Warm sun, warm lights in the trees as sunbeams hit the yellow leaves. A welcome breeze, some cool shade. The sound of bus brakes screeching past, the characteristic university building illuminated from one side. Perhaps that is why they built it in the space they did, so that in the fall it would shine as do the trees below. But maybe not. Either way, it’s always fun to imagine, the same way it is to look up and know that the fairyland of color hides something more mysteriously lovely and natural.
Chill breeze. An Indian family seated on a bench, staunchly still outside despite the fact that the sun is no longer on them. She has her hooded sweatshirt pulled up, the drawstrings tightened around her face, covering the multicolored sari, tendrils of which peek out from the more utilitarian garment. They know it will be chilly soon, why waste what is a classic fall, albeit imperfect evening? They nod and smile at passers by, content, beaming.
Sun is dropping. The Asian student pulls his light jacket close, zipping up, looking unforgivably grim. Surely it’s not that cold? Perhaps he failed a test, had an argument, or carries the self-inflicted stress of one immersed in their studies. It doesn’t matter, in the end, anyway. He is cold, backlit by the lights from the restaurant.
Glowing leaves, golden, serene, kissed goodnight by the retreating dayglow, which will be back tomorrow, lovingly wrapping the seasonal shade in its embrace, but only for a little while. Love is eternal, bright flashes of brilliance are not. And so when the leaves depart the trees for this year, the sun will still transmit to the branches its affection, albeit from a lower angle. Enduring, always warming.

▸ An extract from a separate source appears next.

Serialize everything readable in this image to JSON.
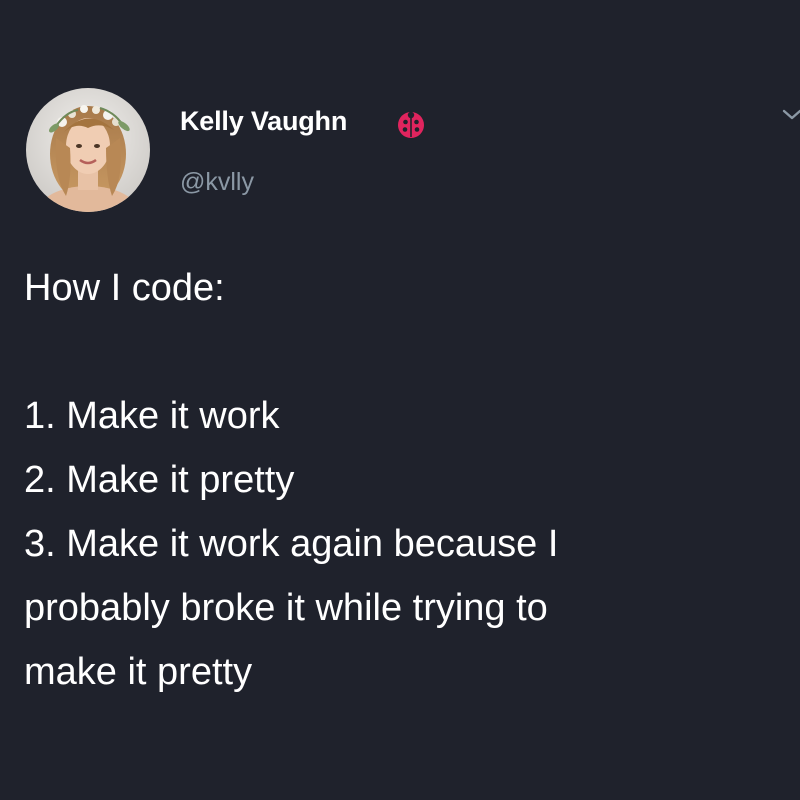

Warm busy restaurant, smells of garlic, shouts from an overheated kitchen. Older men and women wrapped up in characteristic woolen and fleeced layers, shapeless clothes that hide bodies of which they may be ashamed. Age is just a mindset. An older man, bearded and with youthful sparkling eyes, brings his partner a ruby glass of red wine. He holds his beer, pausing, as the two in their intimate circle clink glasses. They kiss, radiate golden warmth and calm, brighter than the neon lights in the kitchen, and louder than the intoxicated sorority party yelling out their appetizer order. Only one thing lasts forever, and it is more precious and multifaceted than gold in its eternal brilliance.
“I didn’t need these things. I didn’t need them.”